李侃重重地叹了口气,摇了摇头说道:“并非是战事让我烦心,是宗族内部出现了败类!嗣覃王竟然在江州胡作非为,实在是令人气愤!”
刘清瑶一脸惊讶,“啊?竟会有这样的事情发生?朝廷一直以来对待宗室都颇为优厚,即便削减了他们部分待遇,但赏赐的良田和府邸可比大多数官员要多,而且朝廷并未禁止他们购置产业和经商!”
李侃冷哼一声,“人的贪欲是永无止境的!给他们一百亩田地,他们便想要五百亩、一千亩,每月赐予他们百贯钱财,他们就妄图得到两百贯、三百贯,乃至上千贯,这些人平日里懒散成性,早已习惯了坐享其成,只想着不劳而获!”

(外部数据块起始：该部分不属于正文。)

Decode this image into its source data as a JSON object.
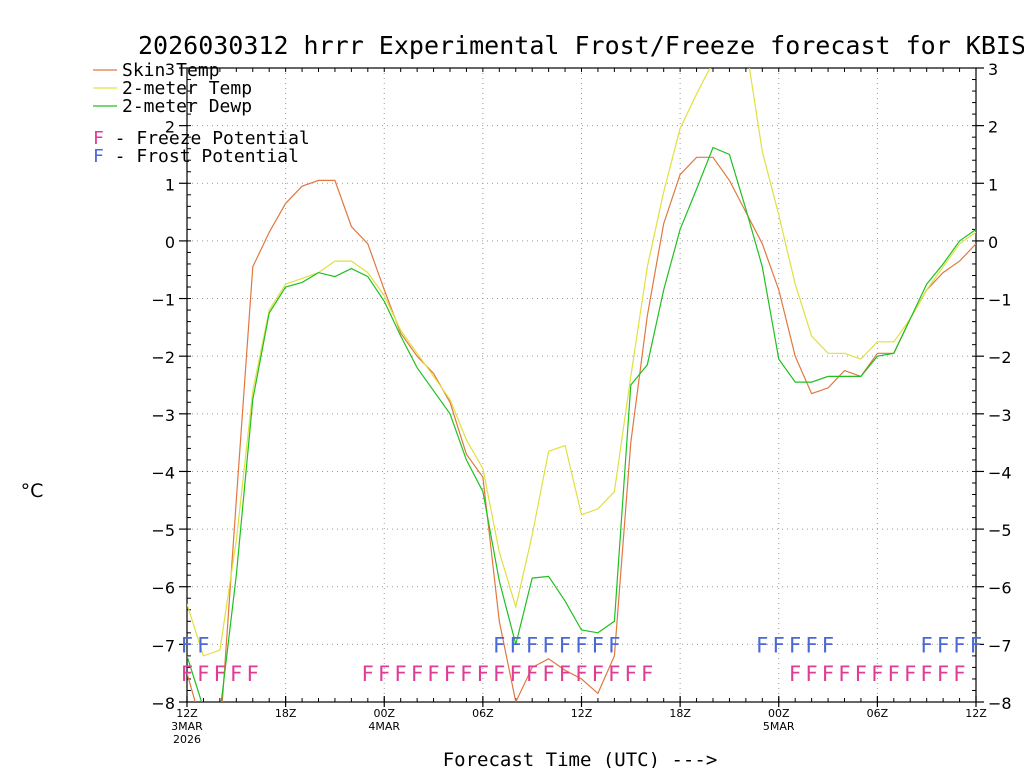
{
  "chart_data": {
    "type": "line",
    "title": "2026030312 hrrr Experimental Frost/Freeze forecast for KBIS",
    "xlabel": "Forecast Time (UTC) --->",
    "ylabel": "°C",
    "ylim": [
      -8,
      3
    ],
    "y_ticks": [
      "3",
      "2",
      "1",
      "0",
      "−1",
      "−2",
      "−3",
      "−4",
      "−5",
      "−6",
      "−7",
      "−8"
    ],
    "xlim": [
      0,
      48
    ],
    "x_ticks": [
      {
        "hour": 0,
        "label": "12Z",
        "date": "3MAR",
        "year": "2026"
      },
      {
        "hour": 6,
        "label": "18Z"
      },
      {
        "hour": 12,
        "label": "00Z",
        "date": "4MAR"
      },
      {
        "hour": 18,
        "label": "06Z"
      },
      {
        "hour": 24,
        "label": "12Z"
      },
      {
        "hour": 30,
        "label": "18Z"
      },
      {
        "hour": 36,
        "label": "00Z",
        "date": "5MAR"
      },
      {
        "hour": 42,
        "label": "06Z"
      },
      {
        "hour": 48,
        "label": "12Z"
      }
    ],
    "series": [
      {
        "name": "Skin Temp",
        "color": "#e07840",
        "x": [
          0,
          1,
          2,
          3,
          4,
          5,
          6,
          7,
          8,
          9,
          10,
          11,
          12,
          13,
          14,
          15,
          16,
          17,
          18,
          19,
          20,
          21,
          22,
          23,
          24,
          25,
          26,
          27,
          28,
          29,
          30,
          31,
          32,
          33,
          34,
          35,
          36,
          37,
          38,
          39,
          40,
          41,
          42,
          43,
          44,
          45,
          46,
          47,
          48
        ],
        "y": [
          -7.5,
          -8.5,
          -8.6,
          -4.5,
          -0.45,
          0.15,
          0.65,
          0.95,
          1.05,
          1.05,
          0.25,
          -0.05,
          -0.85,
          -1.6,
          -2.0,
          -2.3,
          -2.8,
          -3.7,
          -4.1,
          -6.6,
          -8.0,
          -7.4,
          -7.25,
          -7.45,
          -7.6,
          -7.85,
          -7.2,
          -3.5,
          -1.3,
          0.3,
          1.15,
          1.45,
          1.45,
          1.05,
          0.5,
          -0.05,
          -0.85,
          -2.0,
          -2.65,
          -2.55,
          -2.25,
          -2.35,
          -1.95,
          -1.95,
          -1.35,
          -0.85,
          -0.55,
          -0.35,
          -0.05
        ]
      },
      {
        "name": "2-meter Temp",
        "color": "#e0e040",
        "x": [
          0,
          1,
          2,
          3,
          4,
          5,
          6,
          7,
          8,
          9,
          10,
          11,
          12,
          13,
          14,
          15,
          16,
          17,
          18,
          19,
          20,
          21,
          22,
          23,
          24,
          25,
          26,
          27,
          28,
          29,
          30,
          31,
          32,
          33,
          34,
          35,
          36,
          37,
          38,
          39,
          40,
          41,
          42,
          43,
          44,
          45,
          46,
          47,
          48
        ],
        "y": [
          -6.3,
          -7.2,
          -7.1,
          -5.2,
          -2.6,
          -1.2,
          -0.75,
          -0.65,
          -0.55,
          -0.35,
          -0.35,
          -0.55,
          -0.95,
          -1.55,
          -1.95,
          -2.35,
          -2.75,
          -3.45,
          -3.95,
          -5.4,
          -6.35,
          -5.1,
          -3.65,
          -3.55,
          -4.75,
          -4.65,
          -4.35,
          -2.35,
          -0.45,
          0.85,
          1.95,
          2.55,
          3.1,
          3.5,
          3.4,
          1.55,
          0.45,
          -0.75,
          -1.65,
          -1.95,
          -1.95,
          -2.05,
          -1.75,
          -1.75,
          -1.35,
          -0.85,
          -0.45,
          -0.05,
          0.15
        ]
      },
      {
        "name": "2-meter Dewp",
        "color": "#20c020",
        "x": [
          0,
          1,
          2,
          3,
          4,
          5,
          6,
          7,
          8,
          9,
          10,
          11,
          12,
          13,
          14,
          15,
          16,
          17,
          18,
          19,
          20,
          21,
          22,
          23,
          24,
          25,
          26,
          27,
          28,
          29,
          30,
          31,
          32,
          33,
          34,
          35,
          36,
          37,
          38,
          39,
          40,
          41,
          42,
          43,
          44,
          45,
          46,
          47,
          48
        ],
        "y": [
          -7.2,
          -8.1,
          -8.2,
          -5.8,
          -2.75,
          -1.25,
          -0.8,
          -0.72,
          -0.55,
          -0.62,
          -0.48,
          -0.62,
          -1.05,
          -1.65,
          -2.2,
          -2.6,
          -3.0,
          -3.8,
          -4.35,
          -5.9,
          -7.0,
          -5.85,
          -5.82,
          -6.25,
          -6.75,
          -6.8,
          -6.6,
          -2.5,
          -2.15,
          -0.85,
          0.2,
          0.9,
          1.62,
          1.5,
          0.55,
          -0.45,
          -2.05,
          -2.45,
          -2.45,
          -2.35,
          -2.35,
          -2.35,
          -2.0,
          -1.95,
          -1.35,
          -0.75,
          -0.4,
          0.0,
          0.2
        ]
      }
    ],
    "legend": [
      {
        "label": "Skin Temp",
        "color": "#e07840"
      },
      {
        "label": "2-meter Temp",
        "color": "#e0e040"
      },
      {
        "label": "2-meter Dewp",
        "color": "#20c020"
      }
    ],
    "flag_legend": [
      {
        "letter": "F",
        "text": " - Freeze Potential",
        "color": "#e03c96"
      },
      {
        "letter": "F",
        "text": " - Frost Potential",
        "color": "#4a68d8"
      }
    ],
    "frost_flags": {
      "color": "#4a68d8",
      "y": -7,
      "hours": [
        0,
        1,
        19,
        20,
        21,
        22,
        23,
        24,
        25,
        26,
        35,
        36,
        37,
        38,
        39,
        45,
        46,
        47,
        48
      ]
    },
    "freeze_flags": {
      "color": "#e03c96",
      "y": -7.5,
      "hours": [
        0,
        1,
        2,
        3,
        4,
        11,
        12,
        13,
        14,
        15,
        16,
        17,
        18,
        19,
        20,
        21,
        22,
        23,
        24,
        25,
        26,
        27,
        28,
        37,
        38,
        39,
        40,
        41,
        42,
        43,
        44,
        45,
        46,
        47
      ]
    }
  }
}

刘清瑶轻轻点了点头,柔声问道:“夫君是为如何处置此事而感到为难?”
李侃冷笑道:“哼!我有何为难之处?那些人与我关系疏远,我对他们已然算是仁至义尽了!此事直接交由监察御史去处理便是!”
刘清瑶蛾眉微蹙,疑惑地看着李侃,“既然如此,夫君为何还是这般愁容满面,郁郁寡欢?”
李侃温柔地伸出双臂,轻轻地将刘清瑶拥入怀中,“清瑶,这世间诸多事情绝非偶然所致,如今虽只是嗣覃王的劣迹被公之于众,但可以断言,定然还有其他皇室宗亲在暗地里从事着那些见不得光的不法勾当!”